F. J. CASTIÑEIRA A CORUÑA

A CORUÑA

ESTUDIOS BLANCO

Las mareas vivas desbordaron el Mandeo a su paso por Betanzos en la madrugada de ayer Lo sabían y estaban preparados. Los vecinos de A Ribeira conocen muy bien a «su» río, el Mandeo. Por eso ayer lo esperaban fuera de su cauce. Y así llegó de madrugada, poco después de las cinco. Sus aguas, con 4,35 metros de altura, inundaron los bajos del segundo grupo de viviendas Brigantium. En algún hogar, la eficaz intervención de Protección Civil mitigó los daños causados por el desbordamiento. Con los pisos ya secos, lo peor aún quedaba por venir: la marea de la noche siguiente iba a ser todavía mayor.
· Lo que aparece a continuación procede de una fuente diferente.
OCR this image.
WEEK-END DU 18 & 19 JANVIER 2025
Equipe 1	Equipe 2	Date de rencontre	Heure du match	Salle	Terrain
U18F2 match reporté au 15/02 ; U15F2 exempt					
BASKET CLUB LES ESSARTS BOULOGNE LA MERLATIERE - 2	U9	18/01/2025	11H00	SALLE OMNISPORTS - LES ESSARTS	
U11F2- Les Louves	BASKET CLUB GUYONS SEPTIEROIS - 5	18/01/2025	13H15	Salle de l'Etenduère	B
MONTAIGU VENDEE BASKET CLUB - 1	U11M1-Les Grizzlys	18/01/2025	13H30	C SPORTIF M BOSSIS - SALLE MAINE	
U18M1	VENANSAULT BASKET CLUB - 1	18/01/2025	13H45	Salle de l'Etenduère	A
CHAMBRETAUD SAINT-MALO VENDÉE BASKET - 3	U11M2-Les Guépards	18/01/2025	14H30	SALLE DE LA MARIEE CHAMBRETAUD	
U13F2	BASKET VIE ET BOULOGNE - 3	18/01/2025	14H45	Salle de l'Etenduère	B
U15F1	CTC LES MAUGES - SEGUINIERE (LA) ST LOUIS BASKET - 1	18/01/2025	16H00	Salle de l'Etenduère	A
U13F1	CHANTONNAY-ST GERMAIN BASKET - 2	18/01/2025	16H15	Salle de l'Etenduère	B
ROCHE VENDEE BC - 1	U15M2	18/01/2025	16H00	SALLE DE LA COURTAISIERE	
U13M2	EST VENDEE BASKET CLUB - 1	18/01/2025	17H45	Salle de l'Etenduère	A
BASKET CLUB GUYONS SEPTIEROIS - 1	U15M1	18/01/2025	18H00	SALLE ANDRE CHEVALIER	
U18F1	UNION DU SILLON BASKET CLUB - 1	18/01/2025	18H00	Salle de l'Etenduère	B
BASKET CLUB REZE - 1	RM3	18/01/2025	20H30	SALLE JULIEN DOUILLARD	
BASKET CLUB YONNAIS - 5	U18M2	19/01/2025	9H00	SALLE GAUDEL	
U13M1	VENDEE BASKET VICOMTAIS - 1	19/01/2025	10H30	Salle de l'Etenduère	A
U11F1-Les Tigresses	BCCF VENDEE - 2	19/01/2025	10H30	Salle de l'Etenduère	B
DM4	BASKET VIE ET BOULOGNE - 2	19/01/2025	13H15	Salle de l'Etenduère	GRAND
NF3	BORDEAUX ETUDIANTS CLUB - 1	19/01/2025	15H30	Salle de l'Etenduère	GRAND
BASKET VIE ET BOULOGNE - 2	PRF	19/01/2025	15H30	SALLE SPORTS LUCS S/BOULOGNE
28 feb 2002 . Actualizado a las 06:00 h.

Las crecidas del Mandeo en los últimos días de enero no fueron más que un presagio de lo que iba a suceder la pasada madrugada. Entonces, las mareas vivas quedaron por debajo de los 4,30 metros. La de ayer se situó en los 4,35 y la que se esperaba para las seis de la madrugada de hoy alcanzaba ya los 4,42 metros. Cuando apenas se habían recuperado del desvelo de toda una noche, los afectados por las inundaciones ya se disponían para un segundo zafarrancho, pero no de limpieza, de achique. Las familias que muchas veces al año sufren los desbordamientos del Mandeo se sienten abandonadas. Algunas nunca fueron indemnizadas pese a las pérdidas provocadas por las inundaciones. En la madrugada del jueves, como siempre que se desborda el Mandeo, estuvieron un poco más acompañadas. Recibieron la visita de tres miembros de Protección Civil, que con una potente bomba de achique desalojaron una gran cantidad de agua que anegaba, literalmente, los pasillos de la planta baja del edificio. Un vecino se quejaba de haber perdido «todos los muebles» a causa de sucesivos desbordamientos del río. Otro miraba las manecillas del reloj, porque «xa logo teño que ir a traballar, e mañá, outra vez». Sí, a la madrugada siguiente -la de hoy- de nuevo tocaba retén y después, el trabajo. Entretanto, una mujer agarrada a una escoba no cesaba en su tarea de achique, al tiempo que preguntaba si la marea comenzaba a repuntar para bajar.